Workers will be required to contribute 1.9 per cent of their pay to the Ontario Retirement Pension Plan, to a maximum of $1,643 a year, which employers have to match for every employee.

"Over $3.5 billion will be invested in the fund each year," said Associate Finance Minister Mitzie Hunter. "Members of the plan will be able to have an income stream for life when they retire."

The mandatory contributions will be phased in over two years, starting with larger companies Jan. 1, 2017 before moving to smaller operations like convenience stores and dry cleaners.

Ontario wants to mirror the Canada Pension Plan as much as possible, and Hunter said the province still would prefer to enhance the CPP instead of creating its own plan.
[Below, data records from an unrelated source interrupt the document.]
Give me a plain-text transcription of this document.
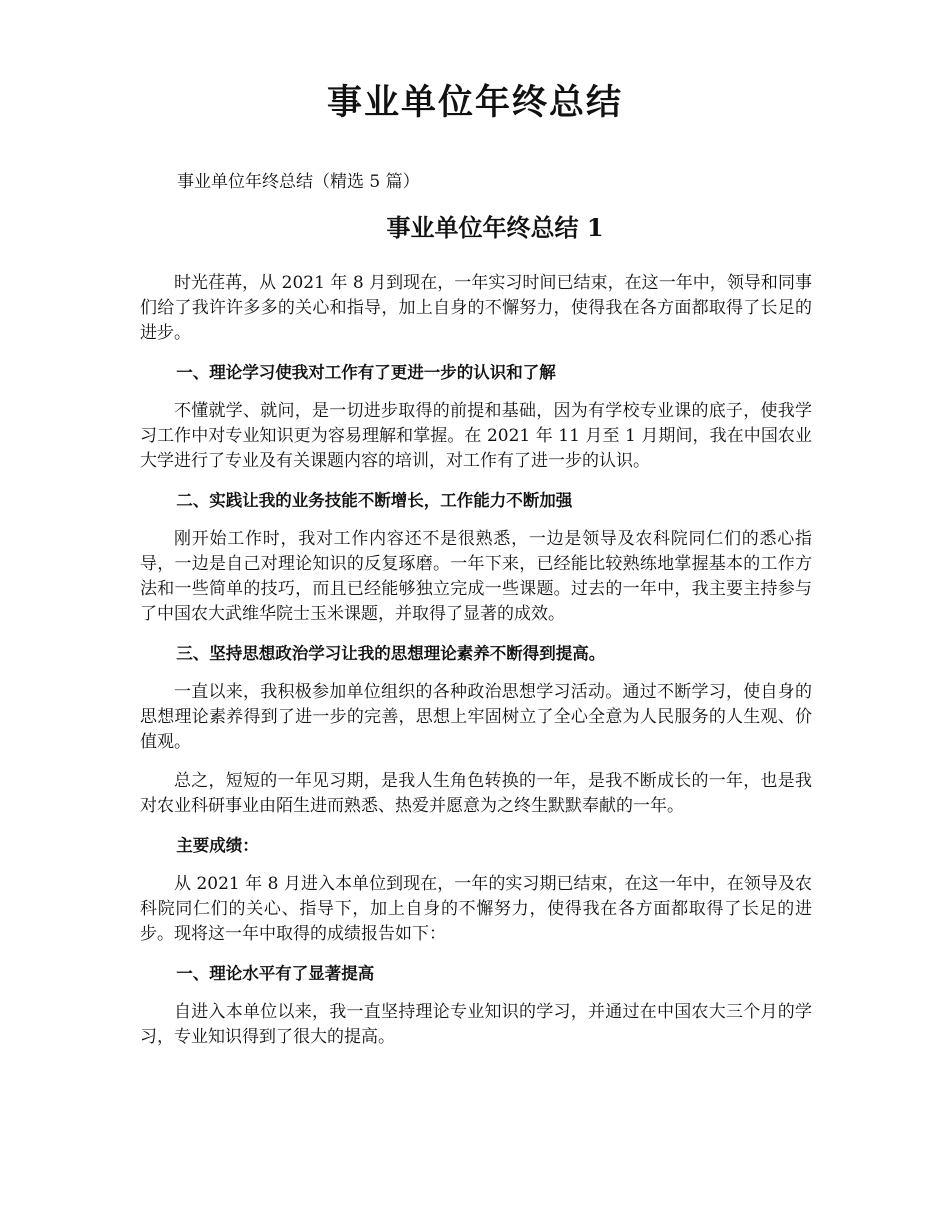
事业单位年终总结

事业单位年终总结（精选 5 篇）

事业单位年终总结 1

时光荏苒，从 2021 年 8 月到现在，一年实习时间已结束，在这一年中，领导和同事们给了我许许多多的关心和指导，加上自身的不懈努力，使得我在各方面都取得了长足的进步。

一、理论学习使我对工作有了更进一步的认识和了解

不懂就学、就问，是一切进步取得的前提和基础，因为有学校专业课的底子，使我学习工作中对专业知识更为容易理解和掌握。在 2021 年 11 月至 1 月期间，我在中国农业大学进行了专业及有关课题内容的培训，对工作有了进一步的认识。

二、实践让我的业务技能不断增长，工作能力不断加强

刚开始工作时，我对工作内容还不是很熟悉，一边是领导及农科院同仁们的悉心指导，一边是自己对理论知识的反复琢磨。一年下来，已经能比较熟练地掌握基本的工作方法和一些简单的技巧，而且已经能够独立完成一些课题。过去的一年中，我主要主持参与了中国农大武维华院士玉米课题，并取得了显著的成效。

三、坚持思想政治学习让我的思想理论素养不断得到提高。

一直以来，我积极参加单位组织的各种政治思想学习活动。通过不断学习，使自身的思想理论素养得到了进一步的完善，思想上牢固树立了全心全意为人民服务的人生观、价值观。

总之，短短的一年见习期，是我人生角色转换的一年，是我不断成长的一年，也是我对农业科研事业由陌生进而熟悉、热爱并愿意为之终生默默奉献的一年。

主要成绩：

从 2021 年 8 月进入本单位到现在，一年的实习期已结束，在这一年中，在领导及农科院同仁们的关心、指导下，加上自身的不懈努力，使得我在各方面都取得了长足的进步。现将这一年中取得的成绩报告如下：

一、理论水平有了显著提高

自进入本单位以来，我一直坚持理论专业知识的学习，并通过在中国农大三个月的学习，专业知识得到了很大的提高。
Contributions would be "locked-in" just like CPP contributions, prohibiting people from cashing them out before retirement.
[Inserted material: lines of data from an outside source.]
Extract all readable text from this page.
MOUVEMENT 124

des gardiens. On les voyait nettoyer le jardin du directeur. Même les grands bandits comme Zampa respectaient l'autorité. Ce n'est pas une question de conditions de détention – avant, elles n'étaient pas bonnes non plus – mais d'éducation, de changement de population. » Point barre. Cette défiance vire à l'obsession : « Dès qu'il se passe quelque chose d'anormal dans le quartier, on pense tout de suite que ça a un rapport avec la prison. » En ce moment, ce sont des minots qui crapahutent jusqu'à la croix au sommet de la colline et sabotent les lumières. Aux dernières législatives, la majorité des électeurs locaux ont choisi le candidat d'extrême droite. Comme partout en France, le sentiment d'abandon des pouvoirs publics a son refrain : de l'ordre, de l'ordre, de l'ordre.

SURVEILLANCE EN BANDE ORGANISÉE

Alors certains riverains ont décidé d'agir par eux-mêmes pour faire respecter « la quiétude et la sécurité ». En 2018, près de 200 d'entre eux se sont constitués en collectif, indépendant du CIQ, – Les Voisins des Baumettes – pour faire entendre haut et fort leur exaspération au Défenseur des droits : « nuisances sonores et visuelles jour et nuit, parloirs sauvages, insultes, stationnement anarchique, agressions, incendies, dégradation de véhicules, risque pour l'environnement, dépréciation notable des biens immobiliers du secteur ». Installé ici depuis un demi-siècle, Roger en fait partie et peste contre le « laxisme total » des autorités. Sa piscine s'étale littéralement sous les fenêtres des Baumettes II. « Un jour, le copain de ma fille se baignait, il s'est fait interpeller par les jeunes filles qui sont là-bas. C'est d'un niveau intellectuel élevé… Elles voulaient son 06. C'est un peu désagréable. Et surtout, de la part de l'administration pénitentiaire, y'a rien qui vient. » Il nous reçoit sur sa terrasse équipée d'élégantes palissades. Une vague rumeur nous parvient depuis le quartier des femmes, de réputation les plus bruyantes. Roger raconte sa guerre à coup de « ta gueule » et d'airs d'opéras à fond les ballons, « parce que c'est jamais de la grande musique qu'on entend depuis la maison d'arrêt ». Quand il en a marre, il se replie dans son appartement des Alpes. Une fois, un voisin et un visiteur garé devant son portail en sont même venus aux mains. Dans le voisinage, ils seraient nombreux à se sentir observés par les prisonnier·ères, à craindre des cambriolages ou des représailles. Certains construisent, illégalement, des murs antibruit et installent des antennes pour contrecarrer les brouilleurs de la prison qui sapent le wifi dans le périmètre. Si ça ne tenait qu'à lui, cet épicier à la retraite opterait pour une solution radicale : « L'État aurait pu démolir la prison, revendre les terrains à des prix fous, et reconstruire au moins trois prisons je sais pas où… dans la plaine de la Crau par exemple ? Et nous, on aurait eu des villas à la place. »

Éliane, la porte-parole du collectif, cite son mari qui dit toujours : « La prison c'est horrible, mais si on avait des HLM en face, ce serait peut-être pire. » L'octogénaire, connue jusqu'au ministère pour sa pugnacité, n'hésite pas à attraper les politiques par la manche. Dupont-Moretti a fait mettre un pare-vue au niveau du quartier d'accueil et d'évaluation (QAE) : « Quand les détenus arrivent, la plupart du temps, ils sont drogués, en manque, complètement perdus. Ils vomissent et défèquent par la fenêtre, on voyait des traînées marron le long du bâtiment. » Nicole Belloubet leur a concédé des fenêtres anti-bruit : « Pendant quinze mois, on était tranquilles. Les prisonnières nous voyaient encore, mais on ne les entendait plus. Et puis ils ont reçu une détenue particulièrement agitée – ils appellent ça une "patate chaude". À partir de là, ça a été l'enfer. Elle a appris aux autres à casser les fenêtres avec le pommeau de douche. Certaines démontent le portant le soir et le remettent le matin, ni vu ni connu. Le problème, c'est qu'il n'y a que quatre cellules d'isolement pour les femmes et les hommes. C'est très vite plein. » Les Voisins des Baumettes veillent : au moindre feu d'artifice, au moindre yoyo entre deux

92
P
However, Hunter could not say when retirees could expect to start receiving benefit payments from the provincial pension plan.

"We're still actually developing details of the plan," she said. "So people will be making contributions to the plan, and that's the beginning."

Premier Kathleen Wynne has said the province had to create its own retirement plan for the more than two-thirds of Ontario workers who don't have a pension at work because the federal government refuses to enhance the Canada Pension Plan.

Business groups including the Canadian Federation of Independent Businesses and the Ontario Chamber of Commerce warned that forcing workers and employers to contribute to a provincial pension will drive up costs and result in fewer jobs.

"Only 26 per cent of businesses in Ontario believe they can shoulder the financial burden that would result from the ORPP," said the Chamber of Commerce. "If faced with mandatory increased contributions, 44 per cent of surveyed businesses indicate they would reduce their current payroll or hire fewer employees in the future."

The Progressive Conservatives also said the provincial pension will end up killing jobs as businesses try to absorb the additional costs for each worker.

"The government's ORPP is a wide-reaching payroll tax that will negatively affect businesses across Ontario and drive jobs out of the province," said PC finance critic Vic Fedeli.

Hunter said the introduction of the ORPP on Jan. 1 2017 coincides with an expected reduction in Employment Insurance premiums by the federal government.

The New Democrats said a provincial pension plan is the "best option" for workers until the federal government can be convinced to increase CPP benefits for retirees.

"The ORPP has to be structured very precisely so that some day it can be folded into the Canada Pension Plan so that people can have substantial, secure retirement income," said NDP finance critic Peter Tabuns. "If we want to have pensions that are secure, protected and aren't going to be raided by corporations that have financial troubles, we need a centrally-run, publicly-owned pension plan."